Otra de las características del maltrato a
la mujer es que este no suele terminar con el mero cese de la convivencia de la
pareja, ni con la separación/divorcio, ni con la denuncia, ni con una
orden de alejamiento. Los malos tratos pueden continuar
perpetrándose -de una u otra forma- a lo largo de muchos años e incluso a
lo largo de toda la vida.
Es muy frecuente que las
mujeres víctimas se pregunten una y otra vez ¿hasta cuándo? ¿Es que esto no
tiene final? ¿Se cansará algún día?
Pero los malos
tratos no terminan fácilmente. Y no terminan porque no son una trayectoria
ni un camino a recorrer, no un fin en sí mismos. Los malos tratos es el medio,
el método que usa el agresor para imponer su criterio, su poder, su
control y dominio y seguir así castigando la falta de obediencia a sus
principios machistas; es la herramienta que usa para aleccionar a una mujer que
él considera una cosa de su propiedad.
Y cuando no lo puede
llevar a cabo de manera directa, lo hace a distancia a través de los
hijos, familiares, amigos, compañeros de trabajo. Y si no puede hacer daño físico, será
psicológico o económico o bien atentará contra su prestigio social. Pero mantener el maltrato -pese a todo- puede ser una constante.
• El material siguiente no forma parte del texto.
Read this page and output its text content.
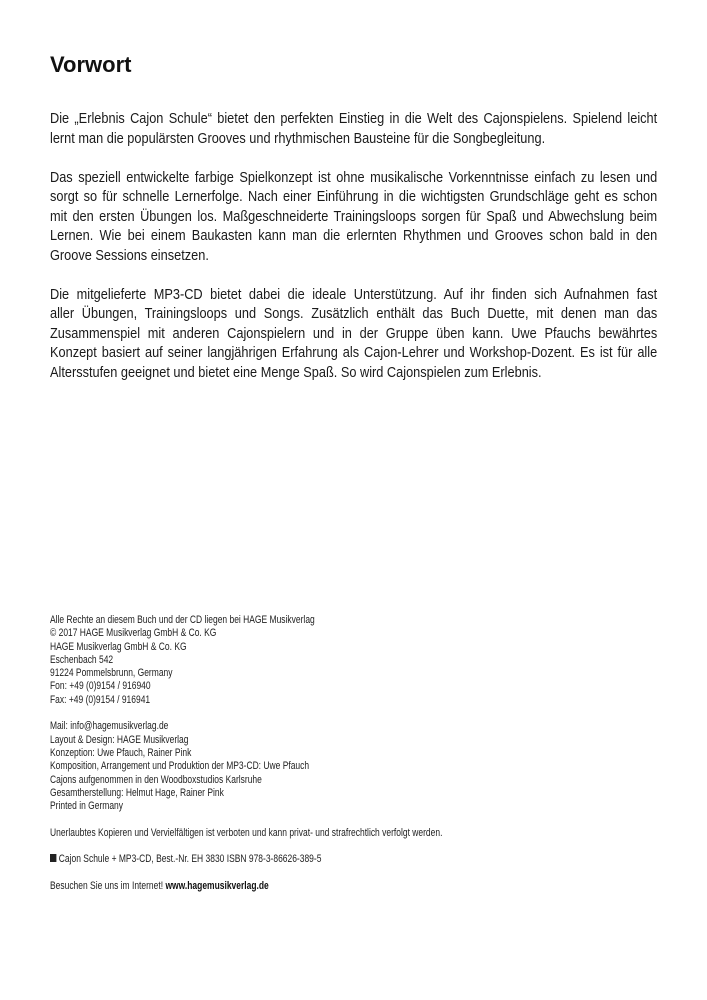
Vorwort
Die „Erlebnis Cajon Schule“ bietet den perfekten Einstieg in die Welt des Cajonspielens. Spielend leicht
lernt man die populärsten Grooves und rhythmischen Bausteine für die Songbegleitung.
Das speziell entwickelte farbige Spielkonzept ist ohne musikalische Vorkenntnisse einfach zu lesen und
sorgt so für schnelle Lernerfolge. Nach einer Einführung in die wichtigsten Grundschläge geht es schon
mit den ersten Übungen los. Maßgeschneiderte Trainingsloops sorgen für Spaß und Abwechslung beim
Lernen. Wie bei einem Baukasten kann man die erlernten Rhythmen und Grooves schon bald in den
Groove Sessions einsetzen.
Die mitgelieferte MP3-CD bietet dabei die ideale Unterstützung. Auf ihr finden sich Aufnahmen fast
aller Übungen, Trainingsloops und Songs. Zusätzlich enthält das Buch Duette, mit denen man das
Zusammenspiel mit anderen Cajonspielern und in der Gruppe üben kann. Uwe Pfauchs bewährtes
Konzept basiert auf seiner langjährigen Erfahrung als Cajon-Lehrer und Workshop-Dozent. Es ist für alle
Altersstufen geeignet und bietet eine Menge Spaß. So wird Cajonspielen zum Erlebnis.
Alle Rechte an diesem Buch und der CD liegen bei HAGE Musikverlag
© 2017 HAGE Musikverlag GmbH & Co. KG
HAGE Musikverlag GmbH & Co. KG
Eschenbach 542
91224 Pommelsbrunn, Germany
Fon: +49 (0)9154 / 916940
Fax: +49 (0)9154 / 916941
Mail: info@hagemusikverlag.de
Layout & Design: HAGE Musikverlag
Konzeption: Uwe Pfauch, Rainer Pink
Komposition, Arrangement und Produktion der MP3-CD: Uwe Pfauch
Cajons aufgenommen in den Woodboxstudios Karlsruhe
Gesamtherstellung: Helmut Hage, Rainer Pink
Printed in Germany
Unerlaubtes Kopieren und Vervielfältigen ist verboten und kann privat- und strafrechtlich verfolgt werden.
Cajon Schule + MP3-CD, Best.-Nr. EH 3830 ISBN 978-3-86626-389-5
Besuchen Sie uns im Internet! www.hagemusikverlag.de
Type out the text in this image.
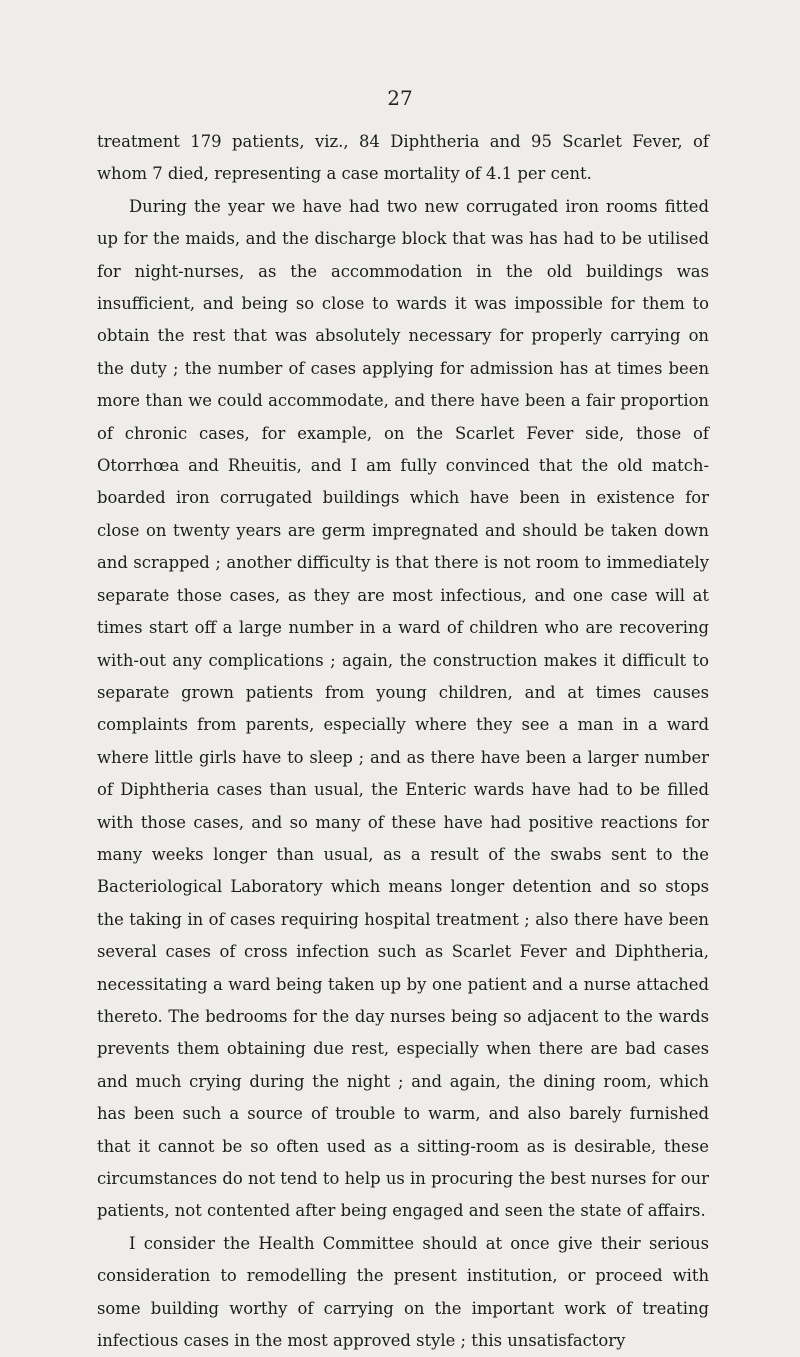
27

treatment 179 patients, viz., 84 Diphtheria and 95 Scarlet Fever, of whom 7 died, representing a case mortality of 4.1 per cent.

During the year we have had two new corrugated iron rooms fitted up for the maids, and the discharge block that was has had to be utilised for night-nurses, as the accommodation in the old buildings was insufficient, and being so close to wards it was impossible for them to obtain the rest that was absolutely necessary for properly carrying on the duty ; the number of cases applying for admission has at times been more than we could accommodate, and there have been a fair proportion of chronic cases, for example, on the Scarlet Fever side, those of Otorrhœa and Rheuitis, and I am fully convinced that the old match-boarded iron corrugated buildings which have been in existence for close on twenty years are germ impregnated and should be taken down and scrapped ; another difficulty is that there is not room to immediately separate those cases, as they are most infectious, and one case will at times start off a large number in a ward of children who are recovering with-out any complications ; again, the construction makes it difficult to separate grown patients from young children, and at times causes complaints from parents, especially where they see a man in a ward where little girls have to sleep ; and as there have been a larger number of Diphtheria cases than usual, the Enteric wards have had to be filled with those cases, and so many of these have had positive reactions for many weeks longer than usual, as a result of the swabs sent to the Bacteriological Laboratory which means longer detention and so stops the taking in of cases requiring hospital treatment ; also there have been several cases of cross infection such as Scarlet Fever and Diphtheria, necessitating a ward being taken up by one patient and a nurse attached thereto. The bedrooms for the day nurses being so adjacent to the wards prevents them obtaining due rest, especially when there are bad cases and much crying during the night ; and again, the dining room, which has been such a source of trouble to warm, and also barely furnished that it cannot be so often used as a sitting-room as is desirable, these circumstances do not tend to help us in procuring the best nurses for our patients, not contented after being engaged and seen the state of affairs.

I consider the Health Committee should at once give their serious consideration to remodelling the present institution, or proceed with some building worthy of carrying on the important work of treating infectious cases in the most approved style ; this unsatisfactory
Y esto es así de una forma abierta o soterrada aun cuando los propios
Tribunales de Justicia lo hayan condenado. El maltratador, tratará de encontrar
una fisura por donde colarse en la vida de la víctima. Y lo llevará a
cabo siempre que pueda, pero además, con sorprendente naturalidad porque
es algo para lo que se siente legitimado, algo que considera un derecho
irrevocable.
Su rígida estructura
mental le impide ser de otra manera. “Necesita” imponerse sobre la mujer,
necesita sentir que es capaz de dominarla y renovar así esa hombría que ella ha
puesto en entredicho al romper la traza, el camino que él, como hombre,
había marcado. Es pues, una cuestión de honor patriarcal.
“Tus lágrimas son mi
vitamina”, decía un maltratador a su víctima.
Como las alimañas, se
nutre del poder que impone a través del miedo, de la sangre que succiona, del
terror que siembra en torno a una víctima cada vez más pequeña, indefensa y
frecuentemente incomprendida por una sociedad que todavía no ha aprendido todo
sobre el maltrato. Así, el dolor que genera garantiza su triunfo, su
supervivencia, reafirma su poder.
Se dice que el miedo de la víctima es
proporcional al temor que sufriría el agresor por la ruptura, por la pérdida.
Todo esto se recrudece
en el caso de los perversos narcisistas, donde a través del acoso el maltrato
puede alcanzar cotas insospechadas y muy dañinas.
Y son estos unos hechos
que, al menos para el maltratador no admiten cambios.